Одна из причин этой неопределенности – отсутствие специфических биомаркеров, таких как ПЭТ-лиганды определенных классов рецепторов и транспортеров. В настоящее время доступны лиганды для D2-, 5-HT1A-, нейрокинин-1-рецепторов и транспортеров моноаминов, в то время как все попытки разработать лиганды для 5-HT2C-, глутаматных 2 или кортитотропин-рилизинг-факторов-рецепторов не увенчались успехом.
Однако наибольшее разочарование вызывает тот факт, что многие убедительные результаты преклинических исследований не могут быть внедрены в клиническую практику. Например, несмотря на то что все антипсихотики обладают одинаковым аффинитетом к D2- и D3-рецепторам и множество работ говорят об их благоприятном профиле влияния на когнитивные способности, в настоящее время нет данных в отношении селективного антагонизма D3-рецепторов у больных шизофренией. Таким образом, прежде чем у нас появится целостная картина о нейропсихофармакологии психических расстройств, мы еще должны закрыть огромное число брешей, что является задачей на будущее.

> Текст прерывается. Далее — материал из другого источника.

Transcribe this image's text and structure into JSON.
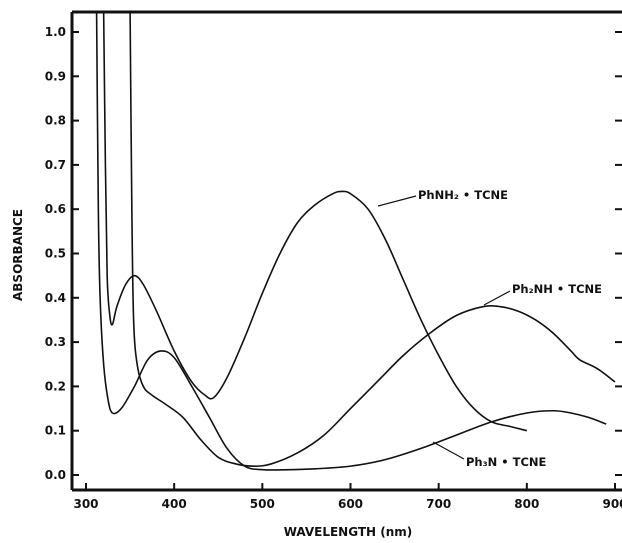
{
  "chart_data": {
    "type": "line",
    "xlabel": "WAVELENGTH (nm)",
    "ylabel": "ABSORBANCE",
    "xlim": [
      300,
      900
    ],
    "ylim": [
      0.0,
      1.0
    ],
    "x_ticks": [
      "300",
      "400",
      "500",
      "600",
      "700",
      "800",
      "900"
    ],
    "y_ticks": [
      "0.0",
      "0.1",
      "0.2",
      "0.3",
      "0.4",
      "0.5",
      "0.6",
      "0.7",
      "0.8",
      "0.9",
      "1.0"
    ],
    "grid": false,
    "line_color": "#111111",
    "series": [
      {
        "name": "PhNH₂ • TCNE",
        "points": [
          [
            320,
            1.05
          ],
          [
            322,
            0.7
          ],
          [
            324,
            0.45
          ],
          [
            327,
            0.36
          ],
          [
            330,
            0.34
          ],
          [
            335,
            0.38
          ],
          [
            345,
            0.43
          ],
          [
            355,
            0.45
          ],
          [
            365,
            0.43
          ],
          [
            380,
            0.37
          ],
          [
            400,
            0.28
          ],
          [
            420,
            0.21
          ],
          [
            435,
            0.18
          ],
          [
            445,
            0.175
          ],
          [
            460,
            0.22
          ],
          [
            480,
            0.31
          ],
          [
            500,
            0.41
          ],
          [
            520,
            0.5
          ],
          [
            540,
            0.57
          ],
          [
            560,
            0.61
          ],
          [
            580,
            0.635
          ],
          [
            590,
            0.64
          ],
          [
            600,
            0.635
          ],
          [
            620,
            0.6
          ],
          [
            640,
            0.53
          ],
          [
            660,
            0.44
          ],
          [
            680,
            0.35
          ],
          [
            700,
            0.27
          ],
          [
            720,
            0.2
          ],
          [
            740,
            0.15
          ],
          [
            760,
            0.12
          ],
          [
            780,
            0.11
          ],
          [
            800,
            0.1
          ]
        ]
      },
      {
        "name": "Ph₂NH • TCNE",
        "points": [
          [
            350,
            1.05
          ],
          [
            352,
            0.6
          ],
          [
            354,
            0.35
          ],
          [
            358,
            0.25
          ],
          [
            365,
            0.2
          ],
          [
            375,
            0.18
          ],
          [
            390,
            0.16
          ],
          [
            410,
            0.13
          ],
          [
            430,
            0.08
          ],
          [
            450,
            0.04
          ],
          [
            470,
            0.025
          ],
          [
            490,
            0.02
          ],
          [
            510,
            0.025
          ],
          [
            540,
            0.05
          ],
          [
            570,
            0.09
          ],
          [
            600,
            0.15
          ],
          [
            630,
            0.21
          ],
          [
            660,
            0.27
          ],
          [
            690,
            0.32
          ],
          [
            720,
            0.36
          ],
          [
            750,
            0.38
          ],
          [
            770,
            0.38
          ],
          [
            790,
            0.37
          ],
          [
            810,
            0.35
          ],
          [
            830,
            0.32
          ],
          [
            850,
            0.28
          ],
          [
            860,
            0.26
          ],
          [
            880,
            0.24
          ],
          [
            900,
            0.21
          ]
        ]
      },
      {
        "name": "Ph₃N • TCNE",
        "points": [
          [
            312,
            1.05
          ],
          [
            314,
            0.6
          ],
          [
            316,
            0.4
          ],
          [
            320,
            0.25
          ],
          [
            325,
            0.17
          ],
          [
            330,
            0.14
          ],
          [
            340,
            0.15
          ],
          [
            355,
            0.2
          ],
          [
            370,
            0.26
          ],
          [
            385,
            0.28
          ],
          [
            400,
            0.265
          ],
          [
            420,
            0.2
          ],
          [
            440,
            0.13
          ],
          [
            460,
            0.06
          ],
          [
            480,
            0.02
          ],
          [
            500,
            0.012
          ],
          [
            530,
            0.012
          ],
          [
            560,
            0.014
          ],
          [
            600,
            0.02
          ],
          [
            640,
            0.035
          ],
          [
            680,
            0.06
          ],
          [
            720,
            0.09
          ],
          [
            760,
            0.12
          ],
          [
            800,
            0.14
          ],
          [
            830,
            0.145
          ],
          [
            850,
            0.14
          ],
          [
            870,
            0.13
          ],
          [
            890,
            0.115
          ]
        ]
      }
    ]
  }
}
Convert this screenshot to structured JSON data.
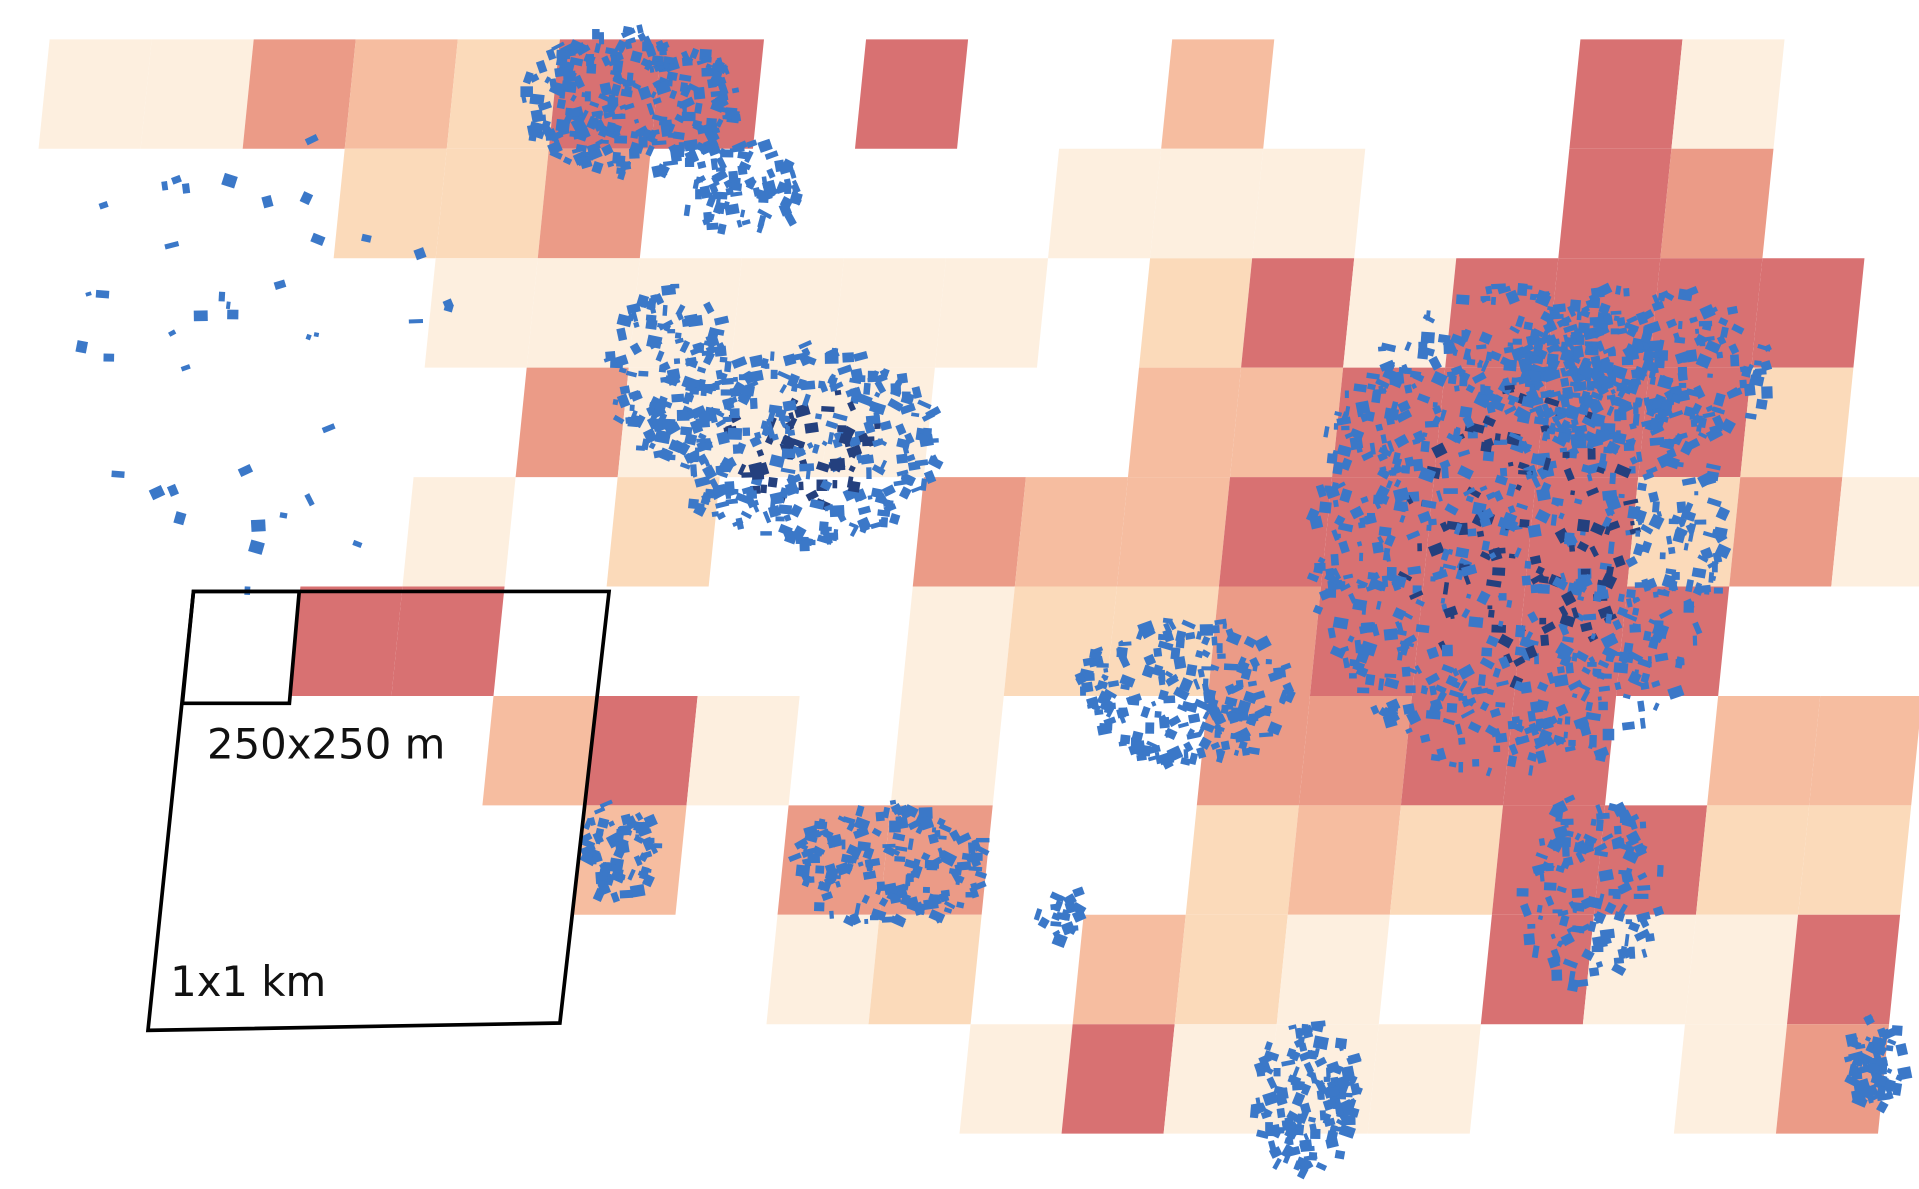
{
  "labels": {
    "small_cell": "250x250 m",
    "large_cell": "1x1 km"
  }
}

Основные идеи относительно фармакотерапевтических агентов и появления лекарств

4r-1.jpg
1. Не все препараты появились в результате прицельного поиска конкретных веществ, а финансовые затраты на данные исследования существенно снизились с 1990-х годов. Фактически многие препараты появились в результате так называемой сквозной парадигмы и оценки их действия в интегративных системах.
2. На другом полюсе фарминдустрии (пациенты) основные терапевтические преимущества препаратов вовсе необязательно базируются на фармакологических, механистических и клинических причинах, а в некоторых случаях механизм действия конкретного препарата остается неизвестным. В самом деле, в 1950-е годы ключевыми элементами в развитии ПС являлись интуиция и проницательность клиницистов и фармакологов, как было показано ранее. Более того, интуиция, по-видимому, остается большим другом психиатрии и помогает открывать истинные точки приложения новых агентов и новые показания к применению для любого специфического лечения, также как и новые показания к лечению.
3. В большинстве случаев у нас нет четких знаний о том, как точно работают препараты, что отражает неопределенность относительно патофизиологических причин психических расстройств.
4. Все препараты работают в какой-то конкретный период времени. Чтобы лучше понять фармакологические и фармакокинетические свойства, механизм клинического действия и терапевтическую пользу препаратов, крайне желательно изучать их в эксперименте и на практике в течение всей жизни. Невозможно запрограммировать и все предсказать, просто сказав: «Работай!».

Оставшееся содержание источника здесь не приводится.